Когда рассвело, я выглянул в окно и увидел странную сцену. От пограничного шлагабума тянулись в обе стороны длинные очереди автобусов, легковушек и грузовиков. По обе стороны дороги, всего метрах в ста от нее, тысячи людей просто шли из одной страны в другую по присыпанным свежим снегом склонам холмов, неся чемоданы, рюкзаки и брезентовые мешки. Они обходили погранзаставу сейчас и собирались сделать то же самое на обратном пути, поэтому им незачем было дожидаться открытия, чтобы получить дурацкие штампы.
Я опять не мог себе позволить обойтись без штампов, потому что на пути в Венесуэлу мне предстояло пересечь еще четыре границы. Так что я терпеливо дождался восьми утра, отстоял очередь за заветными печатями, а потом ждал еще час, пока родители новорожденного пытались объяснить чилийским пограничникам, почему у него нет документов.

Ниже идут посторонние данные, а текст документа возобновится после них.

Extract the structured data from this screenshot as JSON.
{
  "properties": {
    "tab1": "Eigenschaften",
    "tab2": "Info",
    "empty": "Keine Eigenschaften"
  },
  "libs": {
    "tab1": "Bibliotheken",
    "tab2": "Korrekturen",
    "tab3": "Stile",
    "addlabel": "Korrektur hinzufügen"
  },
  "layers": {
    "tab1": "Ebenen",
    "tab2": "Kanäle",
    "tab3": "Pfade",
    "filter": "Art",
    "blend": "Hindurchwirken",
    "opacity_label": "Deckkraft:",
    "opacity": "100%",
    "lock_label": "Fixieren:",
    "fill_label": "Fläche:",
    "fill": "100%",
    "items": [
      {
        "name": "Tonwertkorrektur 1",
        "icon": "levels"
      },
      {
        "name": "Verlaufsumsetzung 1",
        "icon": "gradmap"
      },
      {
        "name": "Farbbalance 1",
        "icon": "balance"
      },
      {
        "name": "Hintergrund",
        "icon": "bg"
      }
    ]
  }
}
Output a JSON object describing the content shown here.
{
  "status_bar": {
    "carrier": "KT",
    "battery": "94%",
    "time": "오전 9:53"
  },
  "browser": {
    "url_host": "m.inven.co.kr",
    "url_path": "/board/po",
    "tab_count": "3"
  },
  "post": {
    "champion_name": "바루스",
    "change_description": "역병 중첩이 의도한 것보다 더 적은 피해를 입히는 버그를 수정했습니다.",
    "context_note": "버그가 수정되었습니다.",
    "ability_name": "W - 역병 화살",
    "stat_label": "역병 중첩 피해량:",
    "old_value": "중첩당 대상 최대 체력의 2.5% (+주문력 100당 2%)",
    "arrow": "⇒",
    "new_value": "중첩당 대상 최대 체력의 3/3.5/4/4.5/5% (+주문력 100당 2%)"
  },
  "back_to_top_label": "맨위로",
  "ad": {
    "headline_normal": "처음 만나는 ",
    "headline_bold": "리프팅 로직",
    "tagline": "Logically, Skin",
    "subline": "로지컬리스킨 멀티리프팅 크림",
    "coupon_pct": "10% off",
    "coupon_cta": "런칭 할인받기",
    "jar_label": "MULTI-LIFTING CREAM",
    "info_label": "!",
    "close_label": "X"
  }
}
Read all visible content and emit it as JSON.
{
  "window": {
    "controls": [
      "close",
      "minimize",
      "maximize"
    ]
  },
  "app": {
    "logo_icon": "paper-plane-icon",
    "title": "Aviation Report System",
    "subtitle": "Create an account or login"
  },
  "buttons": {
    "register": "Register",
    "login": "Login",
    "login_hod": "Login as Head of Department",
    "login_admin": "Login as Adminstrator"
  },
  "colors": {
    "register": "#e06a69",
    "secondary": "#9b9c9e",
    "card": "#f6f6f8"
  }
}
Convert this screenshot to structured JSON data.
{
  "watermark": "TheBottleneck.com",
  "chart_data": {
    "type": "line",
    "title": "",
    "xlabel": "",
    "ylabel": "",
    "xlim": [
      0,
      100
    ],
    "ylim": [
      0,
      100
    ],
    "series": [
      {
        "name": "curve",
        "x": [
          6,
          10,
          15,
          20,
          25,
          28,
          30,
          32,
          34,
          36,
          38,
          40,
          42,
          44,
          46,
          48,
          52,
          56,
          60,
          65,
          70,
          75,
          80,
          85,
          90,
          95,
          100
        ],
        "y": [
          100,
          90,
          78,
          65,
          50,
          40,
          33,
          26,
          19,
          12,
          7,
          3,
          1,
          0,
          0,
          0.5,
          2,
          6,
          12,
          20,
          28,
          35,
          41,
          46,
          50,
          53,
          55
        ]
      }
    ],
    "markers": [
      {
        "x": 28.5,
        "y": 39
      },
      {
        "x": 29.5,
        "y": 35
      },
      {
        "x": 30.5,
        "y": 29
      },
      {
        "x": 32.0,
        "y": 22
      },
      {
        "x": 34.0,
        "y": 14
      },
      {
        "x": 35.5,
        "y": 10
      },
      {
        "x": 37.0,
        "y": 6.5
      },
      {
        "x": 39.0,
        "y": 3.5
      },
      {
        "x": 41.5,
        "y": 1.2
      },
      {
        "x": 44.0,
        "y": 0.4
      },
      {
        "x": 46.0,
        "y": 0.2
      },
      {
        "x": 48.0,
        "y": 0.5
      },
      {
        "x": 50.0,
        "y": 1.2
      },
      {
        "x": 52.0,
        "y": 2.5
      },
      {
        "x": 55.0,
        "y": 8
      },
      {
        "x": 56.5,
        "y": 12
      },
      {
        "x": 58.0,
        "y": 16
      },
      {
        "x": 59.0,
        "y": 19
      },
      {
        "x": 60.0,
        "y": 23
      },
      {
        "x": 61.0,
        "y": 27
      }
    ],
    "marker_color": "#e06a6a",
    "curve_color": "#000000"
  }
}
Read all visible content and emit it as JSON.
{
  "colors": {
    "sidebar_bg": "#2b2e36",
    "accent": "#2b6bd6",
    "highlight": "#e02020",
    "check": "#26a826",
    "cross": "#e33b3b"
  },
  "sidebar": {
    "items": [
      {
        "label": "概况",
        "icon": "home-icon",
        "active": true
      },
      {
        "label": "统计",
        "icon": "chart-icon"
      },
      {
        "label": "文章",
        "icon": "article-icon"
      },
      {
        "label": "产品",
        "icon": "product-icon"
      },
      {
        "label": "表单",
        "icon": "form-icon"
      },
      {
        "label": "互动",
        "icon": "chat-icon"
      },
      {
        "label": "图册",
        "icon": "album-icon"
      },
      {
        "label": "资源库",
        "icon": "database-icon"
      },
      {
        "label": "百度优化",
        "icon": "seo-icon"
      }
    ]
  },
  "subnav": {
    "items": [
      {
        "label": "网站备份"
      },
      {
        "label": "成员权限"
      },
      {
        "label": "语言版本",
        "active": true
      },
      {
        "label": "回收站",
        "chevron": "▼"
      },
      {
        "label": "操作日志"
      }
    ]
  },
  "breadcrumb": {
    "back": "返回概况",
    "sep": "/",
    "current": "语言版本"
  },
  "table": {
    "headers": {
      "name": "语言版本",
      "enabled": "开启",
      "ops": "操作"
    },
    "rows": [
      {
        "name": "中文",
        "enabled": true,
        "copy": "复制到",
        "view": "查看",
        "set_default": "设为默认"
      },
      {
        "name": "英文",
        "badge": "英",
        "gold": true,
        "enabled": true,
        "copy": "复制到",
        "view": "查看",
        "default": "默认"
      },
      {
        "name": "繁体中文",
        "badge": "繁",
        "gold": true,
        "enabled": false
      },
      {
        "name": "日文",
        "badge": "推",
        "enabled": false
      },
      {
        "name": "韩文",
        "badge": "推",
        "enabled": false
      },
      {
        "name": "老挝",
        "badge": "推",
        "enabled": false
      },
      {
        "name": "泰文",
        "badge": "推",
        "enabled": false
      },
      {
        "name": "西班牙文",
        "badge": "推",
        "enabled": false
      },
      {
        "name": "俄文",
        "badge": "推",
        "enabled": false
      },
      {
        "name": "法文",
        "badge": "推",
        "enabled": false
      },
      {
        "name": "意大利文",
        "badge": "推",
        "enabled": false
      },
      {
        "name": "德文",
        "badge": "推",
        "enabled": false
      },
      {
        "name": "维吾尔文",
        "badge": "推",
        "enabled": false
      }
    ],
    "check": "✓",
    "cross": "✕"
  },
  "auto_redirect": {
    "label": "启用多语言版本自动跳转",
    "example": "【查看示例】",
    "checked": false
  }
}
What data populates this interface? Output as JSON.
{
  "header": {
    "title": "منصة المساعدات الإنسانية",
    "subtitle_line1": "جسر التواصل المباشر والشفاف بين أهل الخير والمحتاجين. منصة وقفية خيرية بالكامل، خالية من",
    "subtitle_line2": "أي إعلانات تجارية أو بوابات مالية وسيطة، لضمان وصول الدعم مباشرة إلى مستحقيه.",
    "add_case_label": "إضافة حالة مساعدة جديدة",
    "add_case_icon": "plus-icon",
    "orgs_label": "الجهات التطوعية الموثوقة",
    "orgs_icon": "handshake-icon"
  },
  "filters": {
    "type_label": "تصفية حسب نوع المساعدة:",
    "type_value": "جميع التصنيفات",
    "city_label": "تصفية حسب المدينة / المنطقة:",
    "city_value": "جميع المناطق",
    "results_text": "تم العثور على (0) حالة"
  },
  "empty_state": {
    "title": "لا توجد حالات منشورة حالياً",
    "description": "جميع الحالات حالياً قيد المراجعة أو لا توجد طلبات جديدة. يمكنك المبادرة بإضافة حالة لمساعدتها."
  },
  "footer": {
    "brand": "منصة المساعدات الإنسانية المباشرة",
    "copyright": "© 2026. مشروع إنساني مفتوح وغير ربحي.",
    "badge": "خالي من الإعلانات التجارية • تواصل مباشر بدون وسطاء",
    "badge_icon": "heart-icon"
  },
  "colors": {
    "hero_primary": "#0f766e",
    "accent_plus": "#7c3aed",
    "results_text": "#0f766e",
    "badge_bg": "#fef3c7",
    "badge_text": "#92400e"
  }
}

Наконец автобус снова тронулся и вскоре спустился к шоссе, идущему параллельно берегу океана. Всего через двое суток после взлета из края заболоченных тропических лесов я оказался в жаркой, безжизненной пустыне Атакама, самом сухом месте на Земле. Мне надо было как можно быстрее двигаться на север вдоль Анд и побережья. Всего через две недели должен был начаться брачный сезон у американских и оринокских крокодилов в Колумбии и Венесуэле.